Un courant féministe documenté par des chercheuses allemandes réunies dans l’École de Bielefeld (Maria Mies, Veronica Bennhold-Thomsen, Claudia von Werlhof)4 mais aussi par la chercheuse politiste Silvia Federeci5 ou l’australienne Ariel Salleh6 a produit la remise au jour de ce travail enfoui, en le désinsérant de la vision domestique. L’exploitation des femmes, des peuples colonisés et des pays du sud ainsi que la paysannerie, conjointement à l’exploitation de la nature est le point de départ de ce courant, d’où l’importance par exemple des écrits de l’altermondialiste Vandana Shiva7. La féminisation de la sphère domestique comme invariant anthropologique se révèle alors comme une invention du patriarcat et s’apparente à un emprisonnement genré. Il permet de mettre au jour le processus de « femmeaufoyerisation » (housewifization)8 à savoir, la façon dont le travail salarié cache l’astronomique travail pour permettre la vie assurée par le travail des femmes, de la nature, des peuples et territoires colonisés, intrinsèquement essentiel à l’accumulation capitaliste. Dans ce contexte, le travail n’est plus simplement une affaire de travail installée dans la sphère publique mais c’est aussi ce travail fantôme comme le nomme Illich9 nécessaire à la vie. Ces chercheuses croisent une perspective féministe avec une perspective de la subsistance comme fondement écologique. La chercheuse française Geneviève Pruvost10 renouvelle la façon de penser ce quotidien en politisant le moindre geste nécessaire à la vie de tous les jours et en déconstruisant le quotidien « appareillé » dont nous dépendons tous : des robots de cuisine aux services domestiques (ménage, garde enfants, soutien scolaire, etc.). Tous ces appareillages issus de la société de consommation, au nom de la libération des femmes (du Nord en particulier) s’est fait sur le dos des populations dominées au Nord et largement au Sud. En complément de cette industrialisation de l’appareillage technique, la sous-traitance à des tiers devenant des expert.Es a créé des nouvelles professions devant se qualifier dans des compétences construisant des segments de marché dans le régime capitaliste. Dans ces nouveaux marchés, la division du travail y est draconienne et respecte en tout point les règles de la financiarisation comme par exemple la naissance ou la fin de vie avec l’intervention massive des fonds de pension.

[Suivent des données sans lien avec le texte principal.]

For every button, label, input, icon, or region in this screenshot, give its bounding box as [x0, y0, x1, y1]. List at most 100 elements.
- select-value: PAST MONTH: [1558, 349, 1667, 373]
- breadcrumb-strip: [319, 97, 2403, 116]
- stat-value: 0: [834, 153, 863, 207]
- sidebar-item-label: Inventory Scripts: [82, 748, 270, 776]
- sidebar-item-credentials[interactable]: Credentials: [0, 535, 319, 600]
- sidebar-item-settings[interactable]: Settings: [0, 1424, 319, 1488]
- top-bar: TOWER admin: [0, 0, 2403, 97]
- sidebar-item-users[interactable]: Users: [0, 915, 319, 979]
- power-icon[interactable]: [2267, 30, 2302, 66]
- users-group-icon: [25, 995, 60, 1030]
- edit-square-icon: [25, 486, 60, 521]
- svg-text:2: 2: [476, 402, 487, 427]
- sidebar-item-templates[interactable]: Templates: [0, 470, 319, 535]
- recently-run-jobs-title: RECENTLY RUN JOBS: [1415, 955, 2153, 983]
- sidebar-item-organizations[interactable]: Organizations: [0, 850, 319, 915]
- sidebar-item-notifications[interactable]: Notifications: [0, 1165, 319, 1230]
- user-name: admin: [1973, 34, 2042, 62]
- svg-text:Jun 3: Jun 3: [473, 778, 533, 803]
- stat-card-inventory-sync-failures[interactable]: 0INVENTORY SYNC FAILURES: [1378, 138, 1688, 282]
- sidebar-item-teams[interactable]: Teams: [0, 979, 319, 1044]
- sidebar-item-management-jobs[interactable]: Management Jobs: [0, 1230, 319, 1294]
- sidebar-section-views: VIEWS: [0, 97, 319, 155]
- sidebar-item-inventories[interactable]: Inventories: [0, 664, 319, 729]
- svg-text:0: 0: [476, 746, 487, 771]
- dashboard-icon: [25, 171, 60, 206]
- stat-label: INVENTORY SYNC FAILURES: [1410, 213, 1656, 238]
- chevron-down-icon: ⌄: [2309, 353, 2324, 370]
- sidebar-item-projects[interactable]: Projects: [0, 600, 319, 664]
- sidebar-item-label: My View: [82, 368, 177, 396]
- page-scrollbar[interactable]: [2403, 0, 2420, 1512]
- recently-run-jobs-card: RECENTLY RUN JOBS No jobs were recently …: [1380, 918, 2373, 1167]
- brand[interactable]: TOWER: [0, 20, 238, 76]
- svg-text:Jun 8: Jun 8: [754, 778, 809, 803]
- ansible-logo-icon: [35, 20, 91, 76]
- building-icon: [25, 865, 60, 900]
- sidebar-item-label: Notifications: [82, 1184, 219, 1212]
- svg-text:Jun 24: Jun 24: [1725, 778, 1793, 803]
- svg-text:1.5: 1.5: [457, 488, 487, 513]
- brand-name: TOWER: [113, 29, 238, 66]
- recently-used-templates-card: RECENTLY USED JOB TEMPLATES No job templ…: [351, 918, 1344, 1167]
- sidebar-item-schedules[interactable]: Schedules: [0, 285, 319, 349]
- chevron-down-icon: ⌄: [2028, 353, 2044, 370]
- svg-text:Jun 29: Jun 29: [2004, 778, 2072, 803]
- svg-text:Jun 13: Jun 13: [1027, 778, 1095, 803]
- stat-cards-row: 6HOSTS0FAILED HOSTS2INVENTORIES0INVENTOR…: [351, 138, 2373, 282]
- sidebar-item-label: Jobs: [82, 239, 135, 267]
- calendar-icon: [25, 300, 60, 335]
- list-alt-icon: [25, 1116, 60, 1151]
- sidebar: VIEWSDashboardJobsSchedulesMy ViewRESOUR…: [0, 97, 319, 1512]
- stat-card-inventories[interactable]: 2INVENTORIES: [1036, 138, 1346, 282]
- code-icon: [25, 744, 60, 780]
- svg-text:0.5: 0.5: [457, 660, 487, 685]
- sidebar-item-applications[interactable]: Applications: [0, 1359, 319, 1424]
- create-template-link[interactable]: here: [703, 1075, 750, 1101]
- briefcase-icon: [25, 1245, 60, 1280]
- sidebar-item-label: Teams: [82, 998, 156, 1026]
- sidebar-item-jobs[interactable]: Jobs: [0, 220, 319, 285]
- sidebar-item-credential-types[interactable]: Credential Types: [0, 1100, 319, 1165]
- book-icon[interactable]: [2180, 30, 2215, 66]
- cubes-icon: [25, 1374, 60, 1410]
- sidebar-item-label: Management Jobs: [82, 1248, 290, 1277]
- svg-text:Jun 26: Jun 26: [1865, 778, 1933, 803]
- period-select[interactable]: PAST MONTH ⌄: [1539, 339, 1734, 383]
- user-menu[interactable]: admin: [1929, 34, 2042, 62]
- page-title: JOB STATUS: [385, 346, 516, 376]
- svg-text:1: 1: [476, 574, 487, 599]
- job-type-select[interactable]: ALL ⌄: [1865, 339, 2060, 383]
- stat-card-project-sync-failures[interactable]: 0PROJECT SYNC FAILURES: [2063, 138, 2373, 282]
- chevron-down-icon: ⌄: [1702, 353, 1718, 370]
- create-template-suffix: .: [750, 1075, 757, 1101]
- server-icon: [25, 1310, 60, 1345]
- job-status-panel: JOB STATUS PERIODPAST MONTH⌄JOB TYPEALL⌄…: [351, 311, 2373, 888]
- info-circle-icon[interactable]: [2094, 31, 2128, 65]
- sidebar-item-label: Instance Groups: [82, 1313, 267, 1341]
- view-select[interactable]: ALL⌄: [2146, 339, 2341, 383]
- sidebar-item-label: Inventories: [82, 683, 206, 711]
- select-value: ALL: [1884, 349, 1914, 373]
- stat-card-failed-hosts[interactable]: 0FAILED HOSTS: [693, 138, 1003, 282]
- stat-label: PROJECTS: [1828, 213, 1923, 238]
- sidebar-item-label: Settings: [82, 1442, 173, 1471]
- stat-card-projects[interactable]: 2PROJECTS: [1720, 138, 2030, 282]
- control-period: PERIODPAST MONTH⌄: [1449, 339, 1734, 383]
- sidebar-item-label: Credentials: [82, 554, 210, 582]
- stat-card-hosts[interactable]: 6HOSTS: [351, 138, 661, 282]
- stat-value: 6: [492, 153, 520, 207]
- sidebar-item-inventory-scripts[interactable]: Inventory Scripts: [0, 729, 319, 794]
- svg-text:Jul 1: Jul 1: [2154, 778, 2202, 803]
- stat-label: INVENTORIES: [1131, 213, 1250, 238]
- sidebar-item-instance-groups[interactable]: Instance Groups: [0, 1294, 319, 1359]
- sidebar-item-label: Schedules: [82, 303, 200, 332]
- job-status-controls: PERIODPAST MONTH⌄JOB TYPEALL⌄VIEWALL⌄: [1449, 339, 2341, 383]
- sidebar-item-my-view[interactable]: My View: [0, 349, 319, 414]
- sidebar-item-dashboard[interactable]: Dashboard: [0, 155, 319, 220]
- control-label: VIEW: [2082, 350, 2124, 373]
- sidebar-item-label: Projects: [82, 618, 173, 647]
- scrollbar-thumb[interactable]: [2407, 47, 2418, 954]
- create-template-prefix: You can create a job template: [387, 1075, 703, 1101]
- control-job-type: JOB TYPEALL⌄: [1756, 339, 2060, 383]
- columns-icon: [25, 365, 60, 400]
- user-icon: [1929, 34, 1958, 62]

Nous partageons la remise en question de ces chercheuses. Les assauts auxquels nous assistons, pour évacuer les femmes de l’espace public, se fondent sur la séparation de ces sphères et la vérité d’un homo-economicus et d’une main invisible validant le marché capitaliste comme façon de solutionner les variations entre l’offre et la demande. Ce socle idéologique doit asservir les femmes (de même que les enfants, les peuples colonisés et les pays du sud et la nature) pour à la fois prendre en charge la sous-traitance de ces activités de subsistance et perpétuer le projet de développement extractiviste.

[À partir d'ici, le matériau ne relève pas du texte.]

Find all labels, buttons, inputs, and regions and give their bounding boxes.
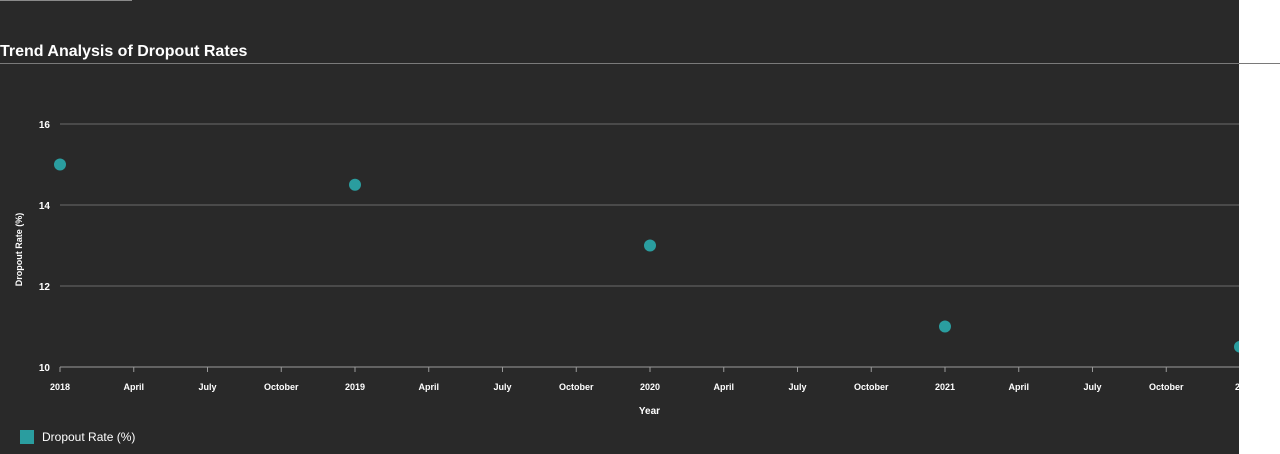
data-point xyxy=(349,178,361,191)
x-tick-label: 2021 xyxy=(935,382,955,392)
x-tick-label: July xyxy=(493,382,511,392)
x-tick-label: October xyxy=(264,382,299,392)
x-tick-label: July xyxy=(198,382,216,392)
y-tick-label: 12 xyxy=(39,282,51,293)
x-axis-title: Year xyxy=(639,406,660,417)
legend[interactable]: Dropout Rate (%) xyxy=(20,430,135,444)
data-point xyxy=(54,158,66,171)
x-tick-label: April xyxy=(1008,382,1029,392)
x-tick-label: 20 xyxy=(1235,382,1239,392)
x-tick-label: 2019 xyxy=(345,382,365,392)
legend-swatch xyxy=(20,430,34,444)
x-tick-label: April xyxy=(418,382,439,392)
x-tick-label: 2018 xyxy=(50,382,70,392)
data-point xyxy=(644,239,656,252)
y-tick-label: 14 xyxy=(39,201,51,212)
y-tick-label: 10 xyxy=(39,363,51,374)
y-axis-title: Dropout Rate (%) xyxy=(14,213,24,287)
x-tick-label: April xyxy=(713,382,734,392)
x-tick-label: July xyxy=(788,382,806,392)
x-tick-label: October xyxy=(854,382,889,392)
x-tick-label: April xyxy=(123,382,144,392)
y-tick-label: 16 xyxy=(39,120,51,131)
x-tick-label: October xyxy=(1149,382,1184,392)
x-tick-label: October xyxy=(559,382,594,392)
data-point xyxy=(939,320,951,333)
x-tick-label: July xyxy=(1083,382,1101,392)
scatter-chart: 10 12 14 16 2018 April July October 2019 April Jul… xyxy=(14,120,1239,417)
data-point xyxy=(1234,340,1239,353)
legend-label: Dropout Rate (%) xyxy=(42,430,136,444)
x-tick-label: 2020 xyxy=(640,382,660,392)
title-divider xyxy=(0,63,1280,64)
chart-panel: Trend Analysis of Dropout Rates 10 12 14 16… xyxy=(0,0,1239,454)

L’écoféminisme indique une piste pour repenser un projet de démocratie écologique, détricotant en permanence les attributs d’un patriarcat capitaliste, conservateur sur les valeurs et réactionnaires dans les droits. En outre le courant de la subsistance rend visible la domination économiste, souvent sans fondement scientifique se justifiant par des croyances comme le progrès, le PIB et les instruments créés pour en rendre compte (la dette, les taux d’intérêts, etc.). A cette affirmation de la pensée économiste comme fondement de la politique portée majoritairement par les hommes, les chercheuses écoféministes de la subsistance opposent le quotidien politique : aucune naïveté dans ce rapport binaire mais plutôt l’idée de reprendre la main sur la fabrication de nos besoins de vie ordinaire à l’échelle de nos lieux de vie, en faisant les pas de côté pour investir interstices et marges. Ce choix est celui du refus de la guerre face au rouleau compresseur du capitalisme et de ses propriétaires-fabricants, celui du refus de la séparation d’avec la nature, celui du refus de l’accaparement des richesses par une micro minorité, celui du refus de l’exploitation des êtres vivantEs.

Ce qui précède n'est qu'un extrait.